Lehman announced on Wednesday that it planned to move the bulk of its $32.6bn (£18.6bn) of property assets into a new company and sell a majority stake in its prized investment management business.
The fourth-largest US investment bank, battling America’s worst financial crisis since the Depression, also slashed its dividend, as it reported a $3.9bn third-quarter loss, taking its losses so far this year to about $6.5bn.
‘This is an extraordinary time for our industry, and one of the toughest periods in the firm’s history,’ said chief executive Richard Fuld. ‘The strategic initiatives we have announced today reflect our determination to fundamentally reposition Lehman Brothers by dramatically reducing balance sheet risk, reinforcing our focus on our client-facing businesses and returning the firm to profitability.’
Lehman will spin off between $25bn and $30bn (£14bn to $17bn) of property assets into a new, US publicly listed company called Real Estate Investments Global, which will be owned by current Lehman shareholders. It said it hoped the transaction would be completed by the first quarter of 2009.
Chief financial officer Ian Lowitt said 58% of the assets was debt, including commercial mortgage-backed securities; 26% was equity positions in property companies, such as US residential apartment REIT Archstone-Smith and Californian residential developer SunCal; and 16% property securities. Lowitt said 57% of the assets were in the Americas, 26% in Europe and 17% in Asia.

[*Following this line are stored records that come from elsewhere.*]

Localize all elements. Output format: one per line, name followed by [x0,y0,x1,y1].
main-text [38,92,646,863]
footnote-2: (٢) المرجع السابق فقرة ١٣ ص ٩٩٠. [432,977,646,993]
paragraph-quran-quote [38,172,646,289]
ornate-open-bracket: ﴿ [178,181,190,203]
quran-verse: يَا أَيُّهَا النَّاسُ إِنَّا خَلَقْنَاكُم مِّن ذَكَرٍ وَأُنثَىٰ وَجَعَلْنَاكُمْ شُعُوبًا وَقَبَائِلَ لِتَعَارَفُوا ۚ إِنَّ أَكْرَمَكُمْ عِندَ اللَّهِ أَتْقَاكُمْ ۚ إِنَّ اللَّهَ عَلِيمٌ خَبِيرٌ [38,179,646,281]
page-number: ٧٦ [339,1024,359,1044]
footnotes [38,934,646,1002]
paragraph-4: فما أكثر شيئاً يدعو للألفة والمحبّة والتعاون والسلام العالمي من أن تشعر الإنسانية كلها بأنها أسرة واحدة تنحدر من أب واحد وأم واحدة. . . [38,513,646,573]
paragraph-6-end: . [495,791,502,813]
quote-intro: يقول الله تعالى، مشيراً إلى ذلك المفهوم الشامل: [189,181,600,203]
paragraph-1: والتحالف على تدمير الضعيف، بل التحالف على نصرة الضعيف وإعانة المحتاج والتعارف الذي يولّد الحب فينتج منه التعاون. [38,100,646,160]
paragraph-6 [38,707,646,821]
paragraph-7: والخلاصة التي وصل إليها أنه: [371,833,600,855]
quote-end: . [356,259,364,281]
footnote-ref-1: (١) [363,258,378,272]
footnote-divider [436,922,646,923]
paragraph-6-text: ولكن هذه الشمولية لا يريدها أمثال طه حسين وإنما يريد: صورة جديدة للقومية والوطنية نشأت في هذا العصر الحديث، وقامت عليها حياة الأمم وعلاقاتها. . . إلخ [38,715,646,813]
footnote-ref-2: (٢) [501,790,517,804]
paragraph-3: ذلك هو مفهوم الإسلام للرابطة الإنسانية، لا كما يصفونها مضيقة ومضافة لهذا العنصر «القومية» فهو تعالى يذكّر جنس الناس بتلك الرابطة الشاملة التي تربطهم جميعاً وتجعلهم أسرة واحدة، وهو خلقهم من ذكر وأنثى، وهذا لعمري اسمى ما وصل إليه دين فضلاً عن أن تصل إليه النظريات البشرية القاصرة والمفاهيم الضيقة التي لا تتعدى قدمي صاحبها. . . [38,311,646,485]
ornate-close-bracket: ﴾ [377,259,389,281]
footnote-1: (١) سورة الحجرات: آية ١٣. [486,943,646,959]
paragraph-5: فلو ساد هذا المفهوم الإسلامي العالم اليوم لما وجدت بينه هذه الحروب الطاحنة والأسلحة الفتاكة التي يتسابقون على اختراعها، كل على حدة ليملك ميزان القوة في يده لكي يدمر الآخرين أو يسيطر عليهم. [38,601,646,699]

Lehman would need to inject around $5bn to $7bn (£2.8bn to £4bn) of its own equity into the new company, Lowitt said, and would also provide it with debt, which might be syndicated at a later date.
He said the spin-off would reduce Lehman’s exposure to property from 30% of the balance sheet to 5%. The new company will not be a REIT.
‘The concentration of positions in commercial real estate-related assets has become a significant concern for investors and creditors,’ said Fuld. ‘Therefore, Lehman Brothers believes that it is in the best interests of all its constituents to separate these assets from the rest of the firm.’
He said this would allow it to value the assets on the basis that they will be held to maturity, rather than marked to the market value on a quarterly basis.
Fuld claimed this would maximise value for shareholders, reduce volatility, and remove the need for distressed sales. ‘We do not envisage further large real estate writedowns in the context of the current market,’ he added.
As well as the spin-off, Lehman said it was in talks to sell $4bn (£2.3bn) of UK residential mortgages, which it had acquired through the acquisition of UK mortgage lenders, to BlackRock.
It said that this sale would contribute to it reducing its residential mortgage exposure by 31% to $17.2bn (£9.8bn).